Wiki

Clone wiki

bnpy-dev / Code / StepByStepWalkThru

Goal

This doc explains a "step-by-step" view of using the bnpy codebase to solve machine learning problems. We emphasize the procedural "how" questions, like "how does data get loaded?", "when do the model's global parameters get initialized?" and "which bit of code saves progress to disk?". For more on the "why", see the Big Picture doc.

We'll trace the end-to-end progress of the Run.py script (the main command-line executable for training bnpy from data). At each step, we'll identify the key function in the codebase and provide relevant commentary.

To make this concrete, we'll use the same model as in the GMM-VB demo.
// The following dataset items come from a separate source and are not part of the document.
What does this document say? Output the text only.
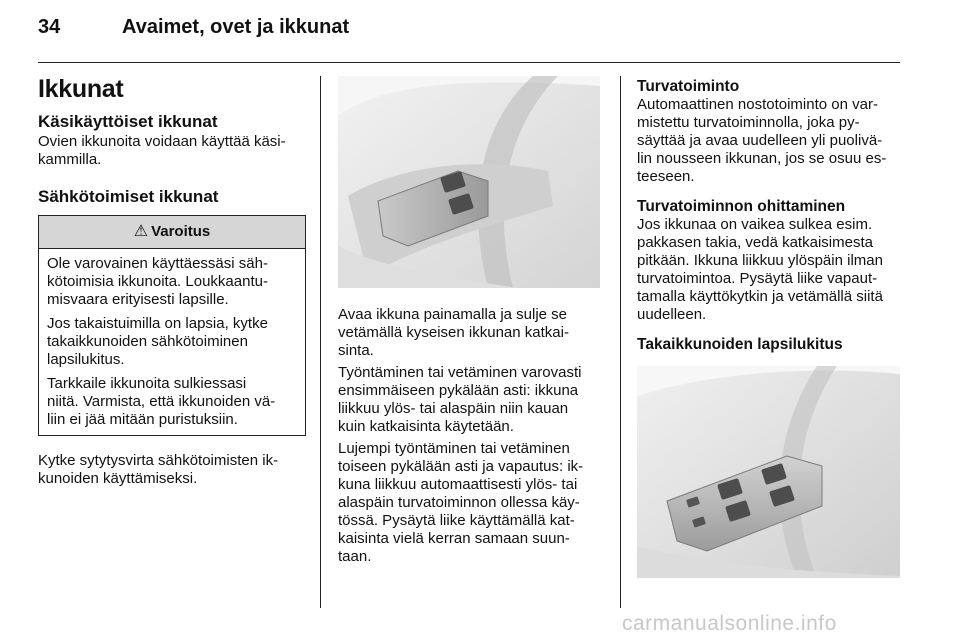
34	Avaimet, ovet ja ikkunat
Ikkunat
Käsikäyttöiset ikkunat

Ovien ikkunoita voidaan käyttää käsi-
kammilla.

Sähkötoimiset ikkunat
⚠ Varoitus

Ole varovainen käyttäessäsi säh-
kötoimisia ikkunoita. Loukkaantu-
misvaara erityisesti lapsille.

Jos takaistuimilla on lapsia, kytke
takaikkunoiden sähkötoiminen
lapsilukitus.

Tarkkaile ikkunoita sulkiessasi
niitä. Varmista, että ikkunoiden vä-
liin ei jää mitään puristuksiin.

Kytke sytytysvirta sähkötoimisten ik-
kunoiden käyttämiseksi.

Avaa ikkuna painamalla ja sulje se
vetämällä kyseisen ikkunan katkai-
sinta.

Työntäminen tai vetäminen varovasti
ensimmäiseen pykälään asti: ikkuna
liikkuu ylös- tai alaspäin niin kauan
kuin katkaisinta käytetään.

Lujempi työntäminen tai vetäminen
toiseen pykälään asti ja vapautus: ik-
kuna liikkuu automaattisesti ylös- tai
alaspäin turvatoiminnon ollessa käy-
tössä. Pysäytä liike käyttämällä kat-
kaisinta vielä kerran samaan suun-
taan.

Turvatoiminto

Automaattinen nostotoiminto on var-
mistettu turvatoiminnolla, joka py-
säyttää ja avaa uudelleen yli puolivä-
lin nousseen ikkunan, jos se osuu es-
teeseen.

Turvatoiminnon ohittaminen

Jos ikkunaa on vaikea sulkea esim.
pakkasen takia, vedä katkaisimesta
pitkään. Ikkuna liikkuu ylöspäin ilman
turvatoimintoa. Pysäytä liike vapaut-
tamalla käyttökytkin ja vetämällä siitä
uudelleen.

Takaikkunoiden lapsilukitus
carmanualsonline.info
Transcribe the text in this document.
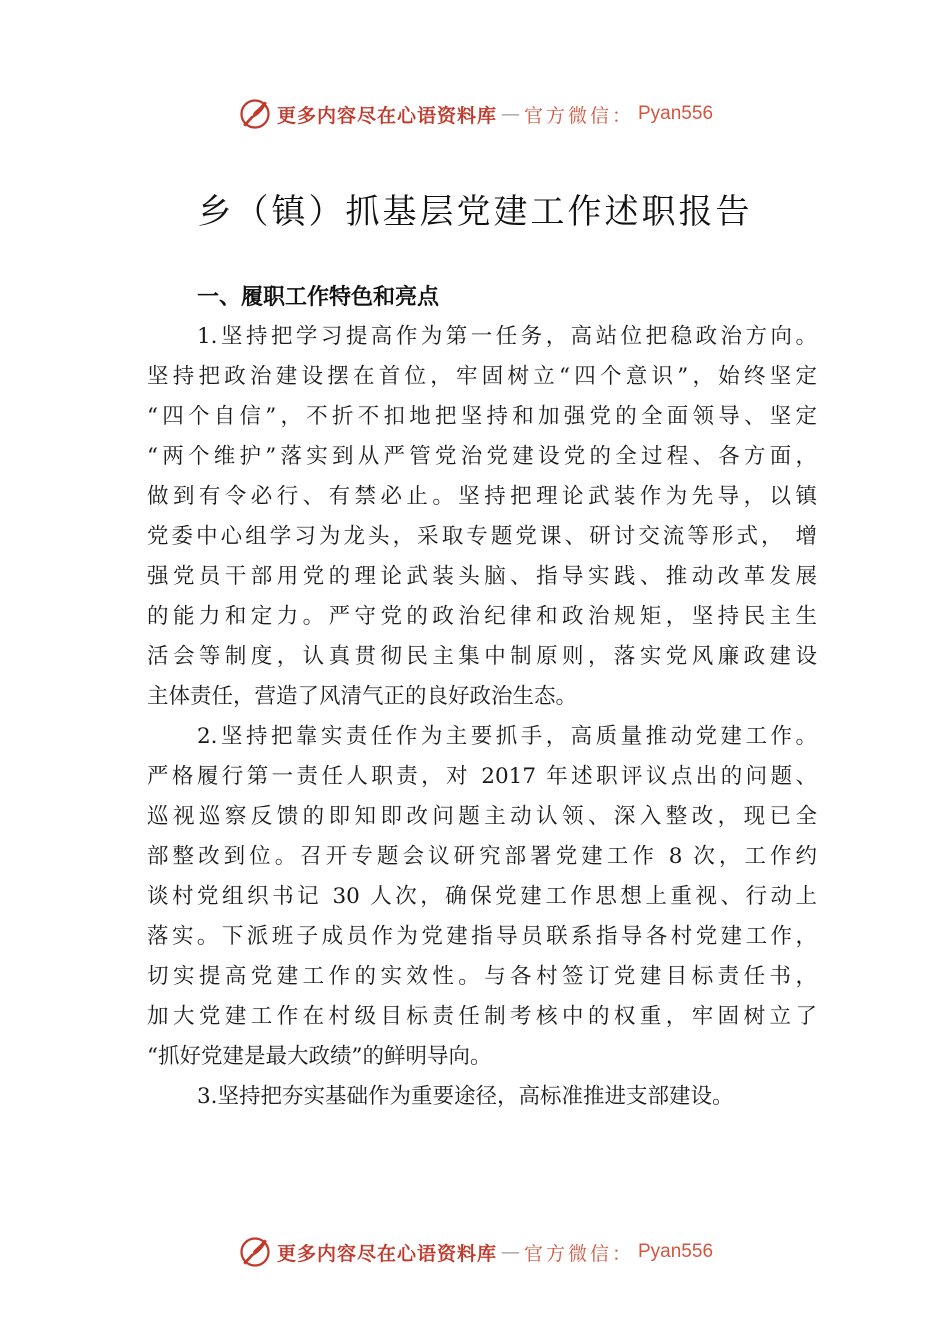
更多内容尽在心语资料库 — 官方微信： Pyan556
乡（镇）抓基层党建工作述职报告
一、履职工作特色和亮点
1.坚持把学习提高作为第一任务，高站位把稳政治方向。
坚持把政治建设摆在首位，牢固树立“四个意识”，始终坚定
“四个自信”，不折不扣地把坚持和加强党的全面领导、坚定
“两个维护”落实到从严管党治党建设党的全过程、各方面，
做到有令必行、有禁必止。坚持把理论武装作为先导，以镇
党委中心组学习为龙头，采取专题党课、研讨交流等形式， 增
强党员干部用党的理论武装头脑、指导实践、推动改革发展
的能力和定力。严守党的政治纪律和政治规矩，坚持民主生
活会等制度，认真贯彻民主集中制原则，落实党风廉政建设
主体责任，营造了风清气正的良好政治生态。
2.坚持把靠实责任作为主要抓手，高质量推动党建工作。
严格履行第一责任人职责，对 2017 年述职评议点出的问题、
巡视巡察反馈的即知即改问题主动认领、深入整改，现已全
部整改到位。召开专题会议研究部署党建工作 8 次，工作约
谈村党组织书记 30 人次，确保党建工作思想上重视、行动上
落实。下派班子成员作为党建指导员联系指导各村党建工作，
切实提高党建工作的实效性。与各村签订党建目标责任书，
加大党建工作在村级目标责任制考核中的权重，牢固树立了
“抓好党建是最大政绩”的鲜明导向。
3.坚持把夯实基础作为重要途径，高标准推进支部建设。
更多内容尽在心语资料库 — 官方微信： Pyan556
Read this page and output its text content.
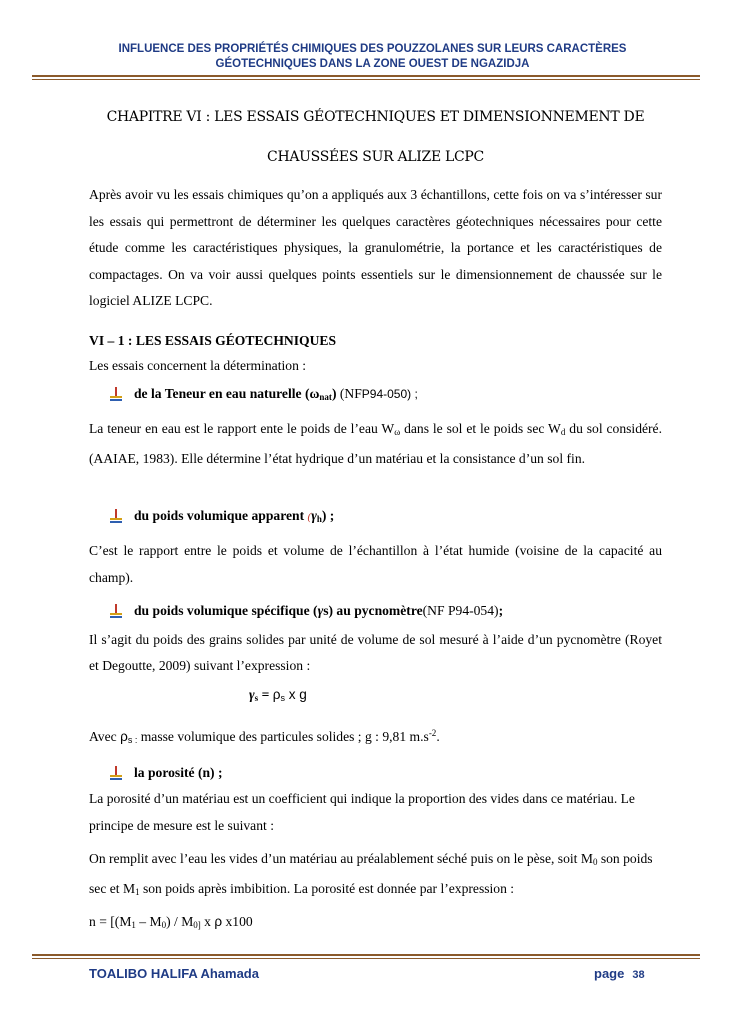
INFLUENCE DES PROPRIÉTÉS CHIMIQUES DES POUZZOLANES SUR LEURS CARACTÈRES
GÉOTECHNIQUES DANS LA ZONE OUEST DE NGAZIDJA
CHAPITRE VI : LES ESSAIS GÉOTECHNIQUES ET DIMENSIONNEMENT DE
CHAUSSÉES SUR ALIZE LCPC
Après avoir vu les essais chimiques qu’on a appliqués aux 3 échantillons, cette fois on va s’intéresser sur les essais qui permettront de déterminer les quelques caractères géotechniques nécessaires pour cette étude comme les caractéristiques physiques, la granulométrie, la portance et les caractéristiques de compactages. On va voir aussi quelques points essentiels sur le dimensionnement de chaussée sur le logiciel ALIZE LCPC.
VI – 1 : LES ESSAIS GÉOTECHNIQUES
Les essais concernent la détermination :
de la Teneur en eau naturelle $(\omega_{nat})$
(NF P94-050) ;
La teneur en eau est le rapport ente le poids de l’eau $W_\omega$ dans le sol et le poids $\sec W_d$ du sol considéré. (AAIAE, 1983). Elle détermine l’état hydrique d’un matériau et la consistance d’un sol fin.
du poids volumique apparent $(\gamma_h)$ ;
C’est le rapport entre le poids et volume de l’échantillon à l’état humide (voisine de la capacité au champ).
du poids volumique spécifique (γs) au pycnomètre (NF P94-054) ;
Il s’agit du poids des grains solides par unité de volume de sol mesuré à l’aide d’un pycnomètre (Royet et Degoutte, 2009) suivant l’expression :
$\gamma_s = \rho_s$ x g
Avec $\rho_{s :}$ masse volumique des particules solides ; g : 9,81 $m.s^{-2}$.
la porosité (n) ;
La porosité d’un matériau est un coefficient qui indique la proportion des vides dans ce matériau. Le principe de mesure est le suivant :
On remplit avec l’eau les vides d’un matériau au préalablement séché puis on le pèse, soit $M_0$ son poids sec et $M_1$ son poids après imbibition. La porosité est donnée par l’expression :
$n = [(M_1 - M_0) / M_{0]}$ x ρ x100
TOALIBO HALIFA Ahamada	page 38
This trains a Gaussian mixture model using the VB algorithm on the Asterisk toy data.

Sample experiment execution

We execute the following from the terminal

python -m bnpy.Run AsteriskK8 FiniteMixtureModel Gauss VB --K 8 --nLap 50 

In general, the syntax is

python -m bnpy.Run <dataName> <allocModelName> <obsModelName> <algName> [--keywordarg argval]

1) Processing command-line input

Internally, Run.py calls BNPYArgParser.py to parse the command line input.

First, the 4 required arguments are parsed. this defines what data will be used, what model will be applied, and which learning algorithm.

Next, the specific options for each piece are loaded from the relevant config files. These are just plain-text files, broken up into sections where each section defines key-value pairs. For example, learnalg.conf contains these lines

[VB]
nLap=10

[soVB]
rhoexp=0.5
rhodelay=1.0
Only the VB options are loaded when VB is specified as the learning algorithm. Likewise, only the soVB options are loaded when soVB is the learning algorithm.

Any arguments provided by the user are given priority over default values in the config file. For example, when the user says --nLap 50, there will be 50 passes through the data, not the default (10) defined in learnalg.conf.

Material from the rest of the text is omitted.